Le ministère espagnol de la Santé affirme sur son site que la mammographie périodique « a démontré son efficacité dans la réduction de la mortalité chez les femmes qui en bénéficient ». Cependant, certains groupes médicaux contestent ces résultats et soulignent que l’examen de dépistage ne permet pas, à lui seul, de confirmer la présence ni d’évaluer l’agressivité d’un cancer, ce qui conduit parfois à des gestes médicaux plus lourds qu’utiles.

Le ministère de la Santé affirme que « les bénéfices du dépistage compensent les effets indésirables du procédé, tels que le surdiagnostic, le surtraitement et les conséquences liées aux faux positifs ou aux faux négatifs ».

Dans la même optique, le gouvernement de Navarre précise que la mortalité par cancer du sein dans cette communauté autonome a chuté de 35 % depuis le lancement, en 1990, du programme national de dépistage précoce.

Un groupe de chercheurs de l’Institut de recherche biomédicale de Lérida et de l’Université de Lérida, dirigé par Montserrat Rue, avait publié en 2009 une étude montrant une réduction de la mortalité variant d’environ 20 % pour un dépistage biennal entre 50 et 69 ans à près de 30 % pour un dépistage annuel entre 40 et 74 ans.
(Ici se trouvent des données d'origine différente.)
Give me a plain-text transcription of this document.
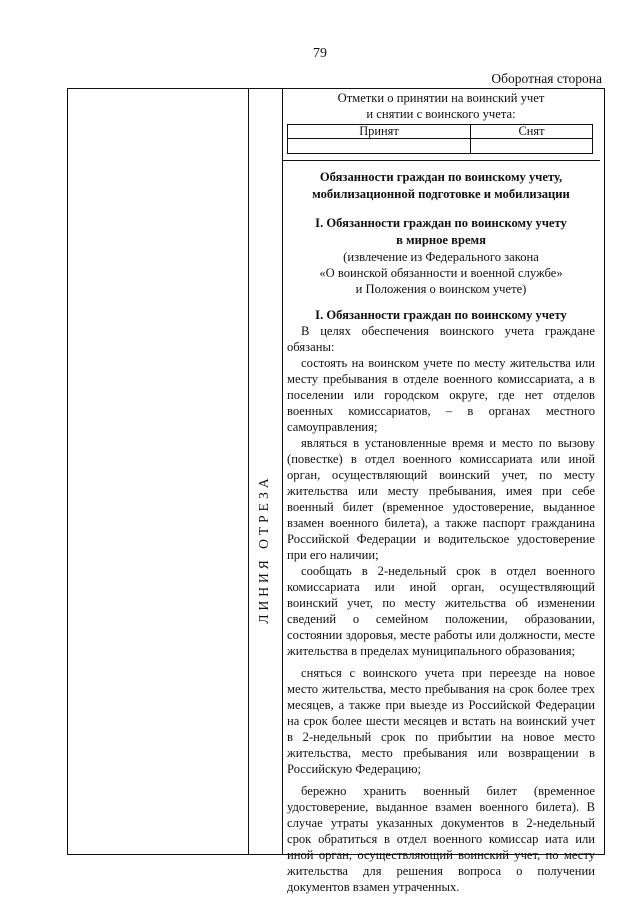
79
Оборотная сторона
ЛИНИЯ ОТРЕЗА
Отметки о принятии на воинский учет
и снятии с воинского учета:
Принят	Снят

Обязанности граждан по воинскому учету,
мобилизационной подготовке и мобилизации
I. Обязанности граждан по воинскому учету
в мирное время
(извлечение из Федерального закона
«О воинской обязанности и военной службе»
и Положения о воинском учете)
I. Обязанности граждан по воинскому учету

В целях обеспечения воинского учета граждане обязаны:

состоять на воинском учете по месту жительства или месту пребывания в отделе военного комиссариата, а в поселении или городском округе, где нет отделов военных комиссариатов, – в органах местного самоуправления;

являться в установленные время и место по вызову (повестке) в отдел военного комиссариата или иной орган, осуществляющий воинский учет, по месту жительства или месту пребывания, имея при себе военный билет (временное удостоверение, выданное взамен военного билета), а также паспорт гражданина Российской Федерации и водительское удостоверение при его наличии;

сообщать в 2-недельный срок в отдел военного комиссариата или иной орган, осуществляющий воинский учет, по месту жительства об изменении сведений о семейном положении, образовании, состоянии здоровья, месте работы или должности, месте жительства в пределах муниципального образования;

сняться с воинского учета при переезде на новое место жительства, место пребывания на срок более трех месяцев, а также при выезде из Российской Федерации на срок более шести месяцев и встать на воинский учет в 2-недельный срок по прибытии на новое место жительства, место пребывания или возвращении в Российскую Федерацию;

бережно хранить военный билет (временное удостоверение, выданное взамен военного билета). В случае утраты указанных документов в 2-недельный срок обратиться в отдел военного комиссар иата или иной орган, осуществляющий воинский учет, по месту жительства для решения вопроса о получении документов взамен утраченных.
Leur méthode reposait sur un modèle statistique élaboré à partir de données catalanes (2009) concernant l’incidence, la mortalité, la survie, la répartition selon le stade et la sensibilité du dépistage.
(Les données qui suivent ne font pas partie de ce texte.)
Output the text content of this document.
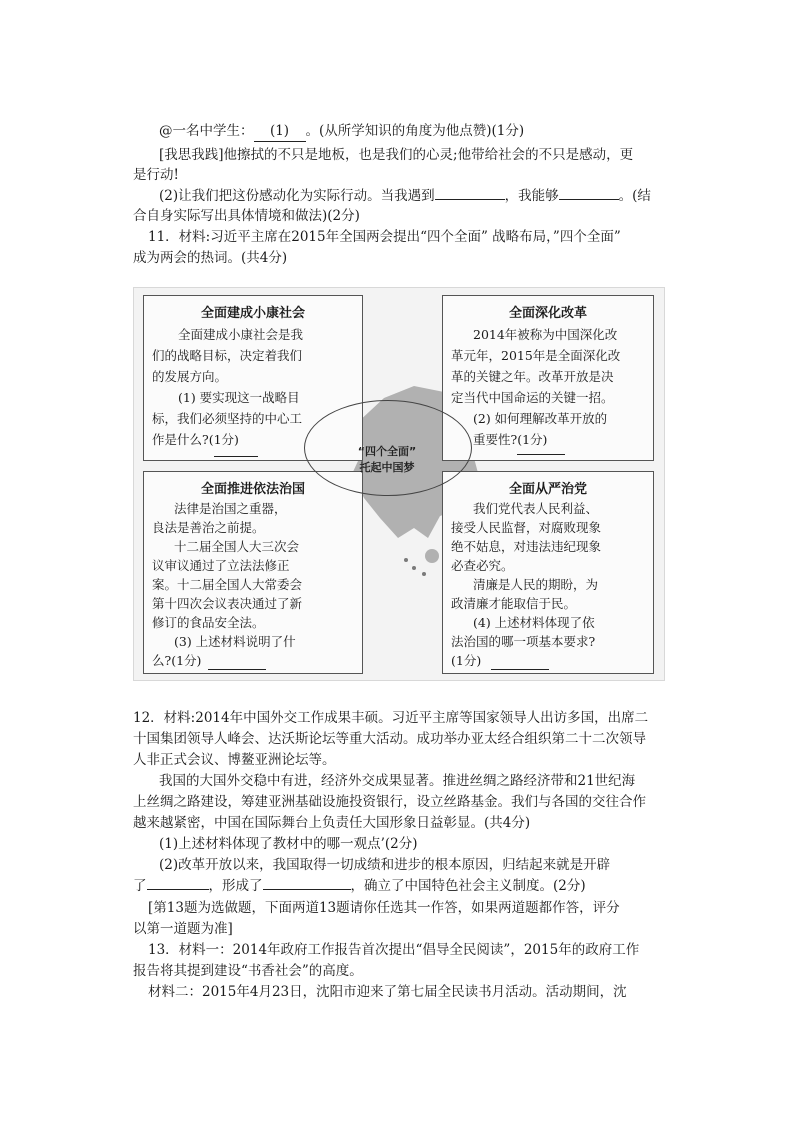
@一名中学生： (1) 。(从所学知识的角度为他点赞)(1分)
[我思我践]他擦拭的不只是地板，也是我们的心灵;他带给社会的不只是感动，更
是行动!
(2)让我们把这份感动化为实际行动。当我遇到	，我能够	。(结
合自身实际写出具体情境和做法)(2分)
11．材料:习近平主席在2015年全国两会提出“四个全面” 战略布局，”四个全面”
成为两会的热词。(共4分)
全面建成小康社会
全面建成小康社会是我
们的战略目标，决定着我们
的发展方向。
(1) 要实现这一战略目
标，我们必须坚持的中心工
作是什么?(1分)
全面深化改革
2014年被称为中国深化改
革元年，2015年是全面深化改
革的关键之年。改革开放是决
定当代中国命运的关键一招。
(2) 如何理解改革开放的
重要性?(1分)
全面推进依法治国
法律是治国之重器，
良法是善治之前提。
十二届全国人大三次会
议审议通过了立法法修正
案。十二届全国人大常委会
第十四次会议表决通过了新
修订的食品安全法。
(3) 上述材料说明了什
么?(1分)
全面从严治党
我们党代表人民利益、
接受人民监督，对腐败现象
绝不姑息，对违法违纪现象
必查必究。
清廉是人民的期盼，为
政清廉才能取信于民。
(4) 上述材料体现了依
法治国的哪一项基本要求?
(1分)
“四个全面”
托起中国梦
12．材料:2014年中国外交工作成果丰硕。习近平主席等国家领导人出访多国，出席二
十国集团领导人峰会、达沃斯论坛等重大活动。成功举办亚太经合组织第二十二次领导
人非正式会议、博鳌亚洲论坛等。
我国的大国外交稳中有进，经济外交成果显著。推进丝绸之路经济带和21世纪海
上丝绸之路建设，筹建亚洲基础设施投资银行，设立丝路基金。我们与各国的交往合作
越来越紧密，中国在国际舞台上负责任大国形象日益彰显。(共4分)
(1)上述材料体现了教材中的哪一观点’(2分)
(2)改革开放以来，我国取得一切成绩和进步的根本原因，归结起来就是开辟
了	，形成了	，确立了中国特色社会主义制度。(2分)
[第13题为选做题，下面两道13题请你任选其一作答，如果两道题都作答，评分
以第一道题为准]
13．材料一：2014年政府工作报告首次提出“倡导全民阅读”，2015年的政府工作
报告将其提到建设“书香社会”的高度。
材料二：2015年4月23日，沈阳市迎来了第七届全民读书月活动。活动期间，沈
Cependant, sur le site du ministère espagnol de la Santé, les sections renvoyant aux documents techniques soutenant le programme et à l’évaluation de ces dépistages n’offrent pas de contenu accessible. Il n’est donc pas possible, du moins publiquement, de consulter ces informations.

L’efficacité préventive des mammographies remise en question

Selon le National Cancer Institute (NCI, Institut américain du cancer), les progrès récents en imagerie et en traitement rendent obsolètes certaines grandes études cliniques passées, qui montraient une baisse de la mortalité liée au dépistage.

En premier lieu, « il existe des preuves que la mammographie de dépistage réduit la mortalité spécifique au cancer du sein chez les femmes de 60 à 69 ans (preuve solide) et de 50 à 59 ans (preuve acceptable) », même si les études plus récentes ne reproduisent pas systématiquement cet effet.

« Le suivi sur 25 ans de l’étude nationale canadienne de dépistage mammaire (CNBSS), achevé en 2014, n’a montré aucun bénéfice quant à la mortalité associé aux mammographies de dépistage », indique le NCI sur sa page consacrée à la « détection du cancer du sein ».

Le NCI souligne que l’imagerie seule ne permet pas de distinguer avec certitude une lésion à évolution lente d’un cancer agressif, ni de séparer les faux positifs des faux négatifs : « il n’existe aucune manière définitive de distinguer » les cancers potentiellement mortels de ceux à faible risque.

L’inclusion de lésions à faible risque et de faux positifs dans les statistiques peut ainsi surestimer les bénéfices du dépistage. « Entre 20 % et 50 % des cancers identifiés lors du dépistage relèvent d’un surdiagnostic », rapporte le NCI.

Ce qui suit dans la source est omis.